TRIBUNAL DE JUSTIÇA DO ESTADO DE SÃO PAULO

15ª CÂMARA DE DIREITO CRIMINAL

Registro: 2019.0000755547

ACÓRDÃO

Vistos, relatados e discutidos estes autos de Habeas Corpus Criminal nº 2167772-90.2019.8.26.0000, da Comarca de Ribeirão Preto, em que é paciente PATRICK FRANCISCO MONTEIRO e Impetrante DEFENSORIA PÚBLICA DO ESTADO DE SÃO PAULO.

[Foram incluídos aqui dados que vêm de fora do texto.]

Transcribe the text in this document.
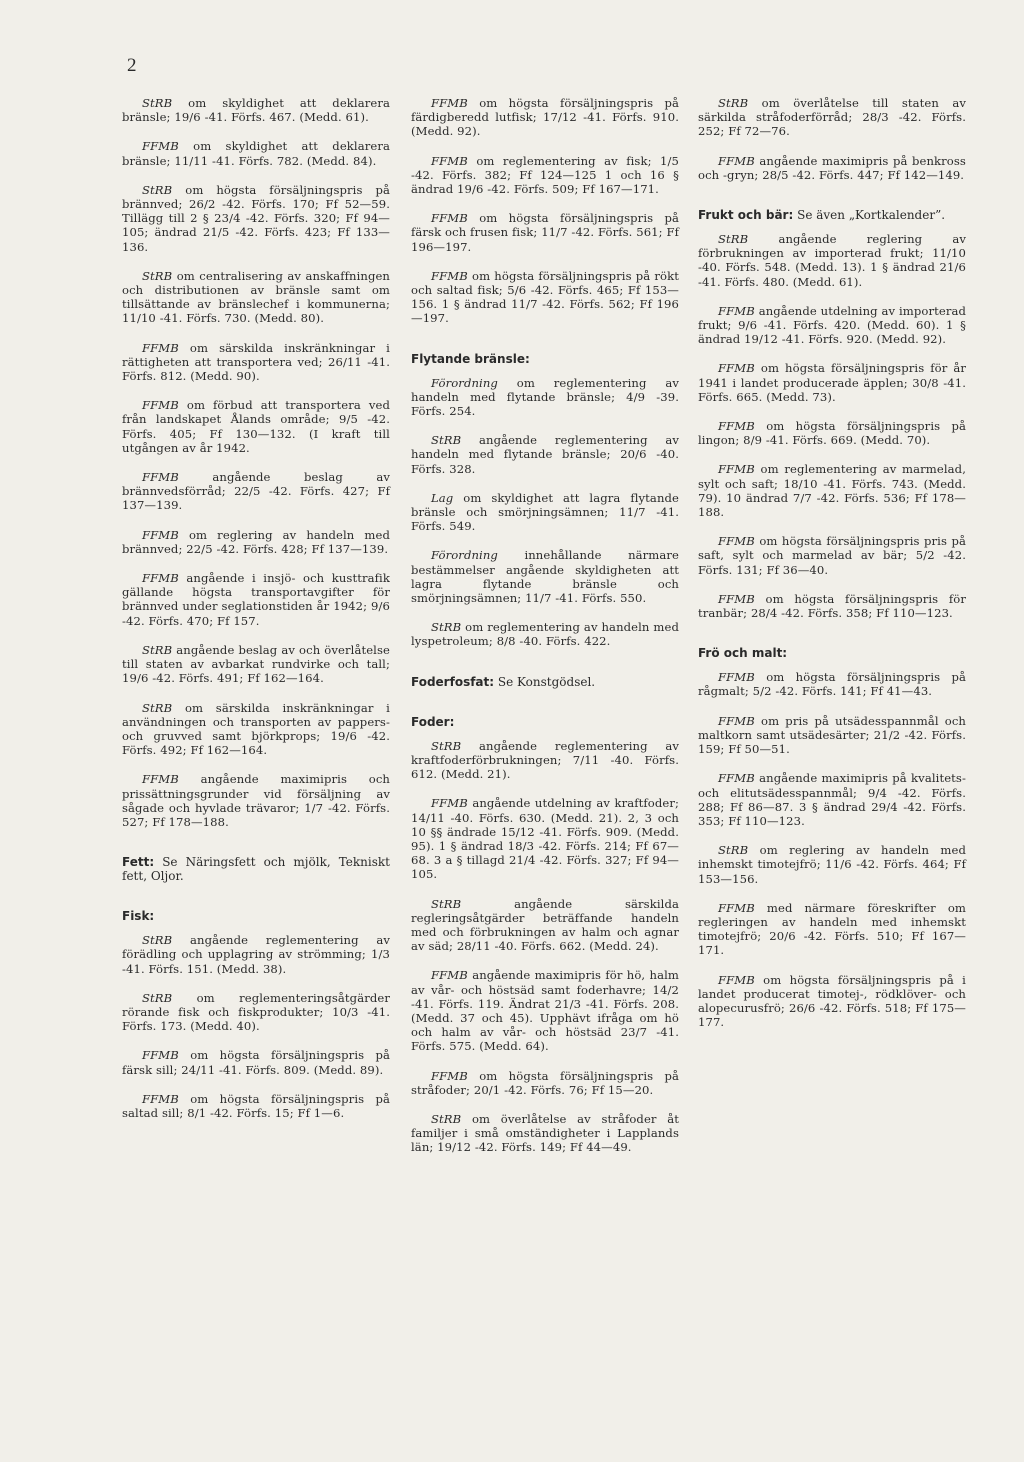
2

StRB om skyldighet att deklarera bränsle; 19/6 -41. Förfs. 467. (Medd. 61).

FFMB om skyldighet att deklarera bränsle; 11/11 -41. Förfs. 782. (Medd. 84).

StRB om högsta försäljningspris på brännved; 26/2 -42. Förfs. 170; Ff 52—59. Tillägg till 2 § 23/4 -42. Förfs. 320; Ff 94—105; ändrad 21/5 -42. Förfs. 423; Ff 133—136.

StRB om centralisering av anskaffningen och distributionen av bränsle samt om tillsättande av bränslechef i kommunerna; 11/10 -41. Förfs. 730. (Medd. 80).

FFMB om särskilda inskränkningar i rättigheten att transportera ved; 26/11 -41. Förfs. 812. (Medd. 90).

FFMB om förbud att transportera ved från landskapet Ålands område; 9/5 -42. Förfs. 405; Ff 130—132. (I kraft till utgången av år 1942.

FFMB	angående beslag av brännvedsförråd; 22/5 -42. Förfs. 427; Ff 137—139.

FFMB om reglering av handeln med brännved; 22/5 -42. Förfs. 428; Ff 137—139.

FFMB angående i insjö- och kusttrafik gällande högsta transportavgifter för brännved under seglationstiden år 1942; 9/6 -42. Förfs. 470; Ff 157.

StRB angående beslag av och överlåtelse till staten av avbarkat rundvirke och tall; 19/6 -42. Förfs. 491; Ff 162—164.

StRB om särskilda inskränkningar i användningen och transporten av pappers- och gruvved samt björkprops; 19/6 -42. Förfs. 492; Ff 162—164.

FFMB angående maximipris och prissättningsgrunder vid försäljning av sågade och hyvlade trävaror; 1/7 -42. Förfs. 527; Ff 178—188.

Fett: Se Näringsfett och mjölk, Tekniskt fett, Oljor.
Fisk:

StRB angående reglementering av förädling och upplagring av strömming; 1/3 -41. Förfs. 151. (Medd. 38).

StRB om reglementeringsåtgärder rörande fisk och fiskprodukter; 10/3 -41. Förfs. 173. (Medd. 40).

FFMB om högsta försäljningspris på färsk sill; 24/11 -41. Förfs. 809. (Medd. 89).

FFMB om högsta försäljningspris på saltad sill; 8/1 -42. Förfs. 15; Ff 1—6.

FFMB om högsta försäljningspris på färdigberedd lutfisk; 17/12 -41. Förfs. 910. (Medd. 92).

FFMB om reglementering av fisk; 1/5 -42. Förfs. 382; Ff 124—125 1 och 16 § ändrad 19/6 -42. Förfs. 509; Ff 167—171.

FFMB om högsta försäljningspris på färsk och frusen fisk; 11/7 -42. Förfs. 561; Ff 196—197.

FFMB om högsta försäljningspris på rökt och saltad fisk; 5/6 -42. Förfs. 465; Ff 153—156. 1 § ändrad 11/7 -42. Förfs. 562; Ff 196—197.

Flytande bränsle:

Förordning om reglementering av handeln med flytande bränsle; 4/9 -39. Förfs. 254.

StRB angående reglementering av handeln med flytande bränsle; 20/6 -40. Förfs. 328.

Lag om skyldighet att lagra flytande bränsle och smörjningsämnen; 11/7 -41. Förfs. 549.

Förordning innehållande närmare bestämmelser angående skyldigheten att lagra flytande bränsle och smörjningsämnen; 11/7 -41. Förfs. 550.

StRB om reglementering av handeln med lyspetroleum; 8/8 -40. Förfs. 422.

Foderfosfat: Se Konstgödsel.
Foder:

StRB angående reglementering av kraftfoderförbrukningen; 7/11 -40. Förfs. 612. (Medd. 21).

FFMB angående utdelning av kraftfoder; 14/11 -40. Förfs. 630. (Medd. 21). 2, 3 och 10 §§ ändrade 15/12 -41. Förfs. 909. (Medd. 95). 1 § ändrad 18/3 -42. Förfs. 214; Ff 67—68. 3 a § tillagd 21/4 -42. Förfs. 327; Ff 94—105.

StRB	angående särskilda regleringsåtgärder beträffande handeln med och förbrukningen av halm och agnar av säd; 28/11 -40. Förfs. 662. (Medd. 24).

FFMB angående maximipris för hö, halm av vår- och höstsäd samt foderhavre; 14/2 -41. Förfs. 119. Ändrat 21/3 -41. Förfs. 208. (Medd. 37 och 45). Upphävt ifråga om hö och halm av vår- och höstsäd 23/7 -41. Förfs. 575. (Medd. 64).

FFMB om högsta försäljningspris på stråfoder; 20/1 -42. Förfs. 76; Ff 15—20.

StRB om överlåtelse av stråfoder åt familjer i små omständigheter i Lapplands län; 19/12 -42. Förfs. 149; Ff 44—49.

StRB om överlåtelse till staten av särkilda stråfoderförråd; 28/3 -42. Förfs. 252; Ff 72—76.

FFMB angående maximipris på benkross och -gryn; 28/5 -42. Förfs. 447; Ff 142—149.

Frukt och bär: Se även „Kortkalender”.

StRB	angående reglering av förbrukningen av importerad frukt; 11/10 -40. Förfs. 548. (Medd. 13). 1 § ändrad 21/6 -41. Förfs. 480. (Medd. 61).

FFMB angående utdelning av importerad frukt; 9/6 -41. Förfs. 420. (Medd. 60). 1 § ändrad 19/12 -41. Förfs. 920. (Medd. 92).

FFMB om högsta försäljningspris för år 1941 i landet producerade äpplen; 30/8 -41. Förfs. 665. (Medd. 73).

FFMB om högsta försäljningspris på lingon; 8/9 -41. Förfs. 669. (Medd. 70).

FFMB om reglementering av marmelad, sylt och saft; 18/10 -41. Förfs. 743. (Medd. 79). 10 ändrad 7/7 -42. Förfs. 536; Ff 178—188.

FFMB om högsta försäljningspris pris på saft, sylt och marmelad av bär; 5/2 -42. Förfs. 131; Ff 36—40.

FFMB om högsta försäljningspris för tranbär; 28/4 -42. Förfs. 358; Ff 110—123.

Frö och malt:

FFMB om högsta försäljningspris på rågmalt; 5/2 -42. Förfs. 141; Ff 41—43.

FFMB om pris på utsädesspannmål och maltkorn samt utsädesärter; 21/2 -42. Förfs. 159; Ff 50—51.

FFMB angående maximipris på kvalitets- och elitutsädesspannmål; 9/4 -42. Förfs. 288; Ff 86—87. 3 § ändrad 29/4 -42. Förfs. 353; Ff 110—123.

StRB om reglering av handeln med inhemskt timotejfrö; 11/6 -42. Förfs. 464; Ff 153—156.

FFMB med närmare föreskrifter om regleringen av handeln med inhemskt timotejfrö; 20/6 -42. Förfs. 510; Ff 167—171.

FFMB om högsta försäljningspris på i landet producerat timotej-, rödklöver- och alopecurusfrö; 26/6 -42. Förfs. 518; Ff 175—177.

ACORDAM, em 15ª Câmara de Direito Criminal do Tribunal de Justiça de São Paulo, proferir a seguinte decisão: "Não conheceram. V. U.", de conformidade com o voto da Relatora, que integra este acórdão.

O julgamento teve a participação dos Exmos. Desembargadores WILLIAN CAMPOS (Presidente) e POÇAS LEITÃO.

São Paulo, 12 de setembro de 2019.

GILDA ALVES BARBOSA DIODATTI

RELATORA

Assinatura Eletrônica

PODER JUDICIÁRIO

TRIBUNAL DE JUSTIÇA DO ESTADO DE SÃO PAULO

15ª CÂMARA DE DIREITO CRIMINAL

VOTO: 004928

HABEAS CORPUS: 2167772-90.2019.8.26.0000

IMPETRANTE: DEFENSORIA PÚBLICA DO ESTADO DE SÃO PAULO

PACIENTE: PATRICK FRANCISCO MONTEIRO

COMARCA: RIBEIRÃO PRETO DEECRIM UR6

(autos de origem: 0002745-90.2018.8.26.0496)

HABEAS CORPUS. EXECUÇÃO PENAL. PLEITO DE NULIDADE DA DECISÃO QUE DECRETOU REGRESSÃO AO REGIME FECHADO PELA PRÁTICA DE FALTA GRAVE. NÃO CONHECIMENTO.

INADEQUAÇÃO DA VIA ELEITA. 1. O habeas corpus não pode ser manejado para questões incidentais à execução da pena, para reforma de sentença condenatória, em substituição ao recurso cabível ou para emprestar celeridade ao julgamento de pleito deduzido pela via adequada, sob pena de desvirtuamento de sua finalidade constitucional. Precedentes. 2. Não conhecimento, por inadequação deste remédio para a dedução e apreciação de tal pleito.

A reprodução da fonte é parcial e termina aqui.